The first is well known: After Adolf Hitler gained power in 1933, he rearmed Germany, withdrew from the League of Nations, remilitarized the Rhineland (1936), fought a proxy war in Spain, annexed Austria (1938), annexed half of Czechoslovakia (1938), and invaded Poland (1939). At every step, European leaders assumed they could stop further aggression by placating him with concessions, most famously with the Munich Agreement. They were wrong. The lesson every leader has taken for the past 80 years is that appeasement never works and leaders must show strength to face down bullies.
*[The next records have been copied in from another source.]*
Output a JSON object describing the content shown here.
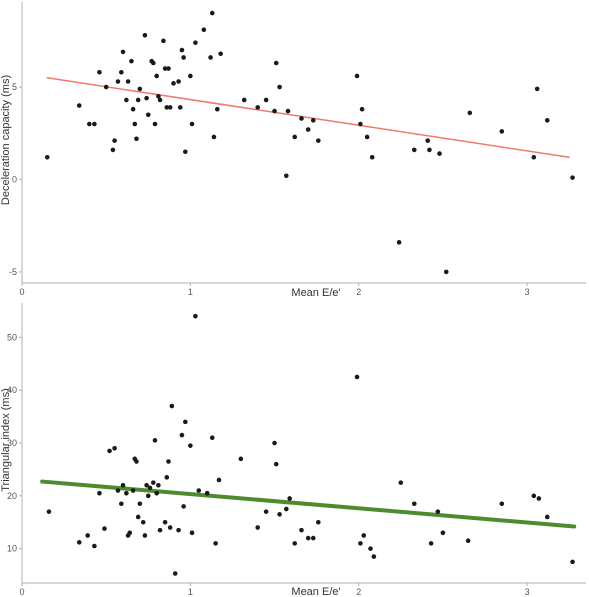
{
  "colors": {
    "point": "#1a1a1a",
    "axis": "#b0b0b0",
    "fit_top": "#f07a6a",
    "fit_bottom": "#4e8a2e"
  },
  "chart_data": [
    {
      "type": "scatter",
      "title": "",
      "xlabel": "Mean E/e'",
      "ylabel": "Deceleration capacity (ms)",
      "xlim": [
        0,
        3.35
      ],
      "ylim": [
        -5.6,
        9.6
      ],
      "xticks": [
        "0",
        "1",
        "2",
        "3"
      ],
      "yticks": [
        "-5",
        "0",
        "5"
      ],
      "grid": false,
      "fit_line": {
        "x": [
          0.15,
          3.25
        ],
        "y": [
          5.5,
          1.2
        ]
      },
      "x": [
        0.15,
        0.34,
        0.4,
        0.43,
        0.46,
        0.5,
        0.54,
        0.55,
        0.57,
        0.59,
        0.6,
        0.62,
        0.63,
        0.65,
        0.66,
        0.67,
        0.68,
        0.69,
        0.7,
        0.73,
        0.74,
        0.75,
        0.77,
        0.78,
        0.79,
        0.8,
        0.81,
        0.82,
        0.84,
        0.85,
        0.86,
        0.87,
        0.88,
        0.9,
        0.93,
        0.94,
        0.95,
        0.96,
        0.97,
        1.0,
        1.01,
        1.03,
        1.08,
        1.12,
        1.13,
        1.14,
        1.16,
        1.18,
        1.32,
        1.4,
        1.45,
        1.5,
        1.51,
        1.53,
        1.57,
        1.58,
        1.62,
        1.66,
        1.7,
        1.73,
        1.76,
        1.99,
        2.01,
        2.02,
        2.05,
        2.08,
        2.24,
        2.33,
        2.41,
        2.42,
        2.48,
        2.52,
        2.66,
        2.85,
        3.04,
        3.06,
        3.12,
        3.27
      ],
      "y": [
        1.2,
        4.0,
        3.0,
        3.0,
        5.8,
        5.0,
        1.6,
        2.1,
        5.3,
        5.8,
        6.9,
        4.3,
        5.3,
        6.4,
        3.8,
        3.0,
        2.2,
        4.3,
        4.9,
        7.8,
        4.4,
        3.5,
        6.4,
        6.3,
        3.0,
        5.6,
        4.5,
        4.3,
        7.5,
        6.0,
        3.9,
        6.0,
        3.9,
        5.2,
        5.3,
        3.9,
        7.0,
        6.6,
        1.5,
        5.6,
        3.0,
        7.4,
        8.1,
        6.6,
        9.0,
        2.3,
        3.8,
        6.8,
        4.3,
        3.9,
        4.3,
        3.7,
        6.3,
        5.0,
        0.2,
        3.7,
        2.3,
        3.3,
        2.7,
        3.2,
        2.1,
        5.6,
        3.0,
        3.8,
        2.3,
        1.2,
        -3.4,
        1.6,
        2.1,
        1.6,
        1.4,
        -5.0,
        3.6,
        2.6,
        1.2,
        4.9,
        3.2,
        0.1
      ]
    },
    {
      "type": "scatter",
      "title": "",
      "xlabel": "Mean E/e'",
      "ylabel": "Triangular index (ms)",
      "xlim": [
        0,
        3.35
      ],
      "ylim": [
        3.5,
        56.5
      ],
      "xticks": [
        "0",
        "1",
        "2",
        "3"
      ],
      "yticks": [
        "10",
        "20",
        "30",
        "40",
        "50"
      ],
      "grid": false,
      "fit_line": {
        "x": [
          0.12,
          3.28
        ],
        "y": [
          22.7,
          14.2
        ]
      },
      "x": [
        0.16,
        0.34,
        0.39,
        0.43,
        0.46,
        0.49,
        0.52,
        0.55,
        0.57,
        0.59,
        0.6,
        0.62,
        0.63,
        0.64,
        0.66,
        0.67,
        0.68,
        0.69,
        0.7,
        0.72,
        0.73,
        0.74,
        0.75,
        0.76,
        0.78,
        0.79,
        0.8,
        0.81,
        0.82,
        0.85,
        0.86,
        0.87,
        0.88,
        0.89,
        0.91,
        0.93,
        0.95,
        0.96,
        0.97,
        1.0,
        1.01,
        1.03,
        1.05,
        1.1,
        1.13,
        1.15,
        1.17,
        1.3,
        1.4,
        1.45,
        1.5,
        1.51,
        1.53,
        1.57,
        1.59,
        1.62,
        1.66,
        1.7,
        1.73,
        1.76,
        1.99,
        2.01,
        2.03,
        2.07,
        2.09,
        2.25,
        2.33,
        2.43,
        2.47,
        2.5,
        2.65,
        2.85,
        3.04,
        3.07,
        3.12,
        3.27
      ],
      "y": [
        17.0,
        11.2,
        12.5,
        10.5,
        20.5,
        13.8,
        28.5,
        29.0,
        21.0,
        18.5,
        22.0,
        20.5,
        12.5,
        13.0,
        21.0,
        27.0,
        26.5,
        16.0,
        18.5,
        15.0,
        12.5,
        22.0,
        20.0,
        21.5,
        22.5,
        30.5,
        20.5,
        22.0,
        13.5,
        15.0,
        23.5,
        26.5,
        14.0,
        37.0,
        5.3,
        13.5,
        31.5,
        18.0,
        34.0,
        29.5,
        13.0,
        54.0,
        21.0,
        20.5,
        31.0,
        11.0,
        23.0,
        27.0,
        14.0,
        17.0,
        30.0,
        26.0,
        16.5,
        17.5,
        19.5,
        11.0,
        13.5,
        12.0,
        12.0,
        15.0,
        42.5,
        11.0,
        12.5,
        10.0,
        8.5,
        22.5,
        18.5,
        11.0,
        17.0,
        13.0,
        11.5,
        18.5,
        20.0,
        19.5,
        16.0,
        7.5
      ]
    }
  ]
}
The second story teaches the opposite lesson and is not as well-known. In 1898, the French government sent troops into the interior of Africa to the Upper Nile river basin. The theory: If the French controlled the Nile, they could choke out the British, monopolize North African trade, even control the Suez Canal and shut down Britain’s access to India. As goes the Nile, so goes the world, was the theory. British and French troops met and faced off at a remote African town of Fashoda for nearly two months. London and Paris prepared for war, believing the fate of global empire hung in the balance. Cooler heads realized how ridiculous it was to fight global war for a remote bit of African desert, and war was averted. The less-well-known lesson: Not every crisis is the Archimedean Point upon which world order revolves.
As Russian President Vladimir Putin masses troops on the Ukrainian border, American observers are asking a series of questions. Is this Munich, or is it Fashoda? Is this a moment to project strength and face down an international bully hellbent on territorial conquest? Or is this a peripheral dispute blown out of proportion to which the responsible answer is not a war cry, but a shrug? Should the United States throw down, draw a line in the steppe, and relive its glory days leading the free world against tyranny? Or are we at risk of getting dragged into yet another unnecessary quagmire?